I liked all the peculiar children. Emma, Millard and Bronwyn were my favorites (possibly because they were the ones we got to know better). My favorite peculiarity was Emma’s but fire has always been one of my favorite abilities I must admit. Enoch was a little bit disturbing but I reckon anyone with that kind of power would have a peculiar personality. Although if not Emma’s than I would absolutely love to have Fiona’s power.
The writing wasn’t anything special but it wasn’t bad either.
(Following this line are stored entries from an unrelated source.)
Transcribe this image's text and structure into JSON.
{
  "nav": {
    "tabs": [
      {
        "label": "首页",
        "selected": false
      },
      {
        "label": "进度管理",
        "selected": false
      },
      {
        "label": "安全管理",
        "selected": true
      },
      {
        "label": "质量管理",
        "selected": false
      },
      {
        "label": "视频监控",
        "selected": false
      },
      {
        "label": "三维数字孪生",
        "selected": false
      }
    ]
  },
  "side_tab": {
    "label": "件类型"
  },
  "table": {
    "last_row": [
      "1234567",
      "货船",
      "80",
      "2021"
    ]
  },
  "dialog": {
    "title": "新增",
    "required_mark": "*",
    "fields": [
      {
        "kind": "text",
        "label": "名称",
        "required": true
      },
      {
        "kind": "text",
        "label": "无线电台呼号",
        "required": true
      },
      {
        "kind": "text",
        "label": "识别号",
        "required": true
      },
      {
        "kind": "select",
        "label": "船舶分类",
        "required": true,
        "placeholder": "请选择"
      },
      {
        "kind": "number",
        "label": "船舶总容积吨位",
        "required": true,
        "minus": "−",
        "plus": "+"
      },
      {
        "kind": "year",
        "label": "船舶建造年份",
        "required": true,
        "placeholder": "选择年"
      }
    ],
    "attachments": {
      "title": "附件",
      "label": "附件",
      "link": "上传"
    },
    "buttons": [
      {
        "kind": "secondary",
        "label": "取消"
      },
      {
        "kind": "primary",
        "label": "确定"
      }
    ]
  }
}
However, this book is written from Jacob’s perspective in the first person so there are certain limitations to what could be put in this book and not.
I really liked the photos in this book and I was pleasantly surprised to hear that the author’s idea was to give the people in these photos a story and that that was how this story was born. It’s a pretty neat concept.
After finishing this book, I re-watched the trailer and read some opinions regarding this movie from the point of view of fans of these books. They weren’t good, to say the least. The fact is that the producers/writers/?? (or whoever it was) decided to ‘switch’ an entire character. Emma is the one that spends the most time with Jacob, not Olive. In fact, Olive is barely a secondary character in this book. I’m torn between wanting to see the movie (because it’s always so lovely to see a book you like come to life even if you already know it’s going to be shitty, pardon my language) and not wanting to see it because the trailer alone is a dead giveaway of how much they messed up the story.
In overall, I liked this story quite a bit actually. The reason of my rating is the main character Jacob and because the first half of the book was very slow and too long for its content. The second half of the book is very exciting. We meet the children and their world and it’s all very magical and quite literally timeless. This fictional world in general has a lot of potential and I’m actually very interested in reading the next book.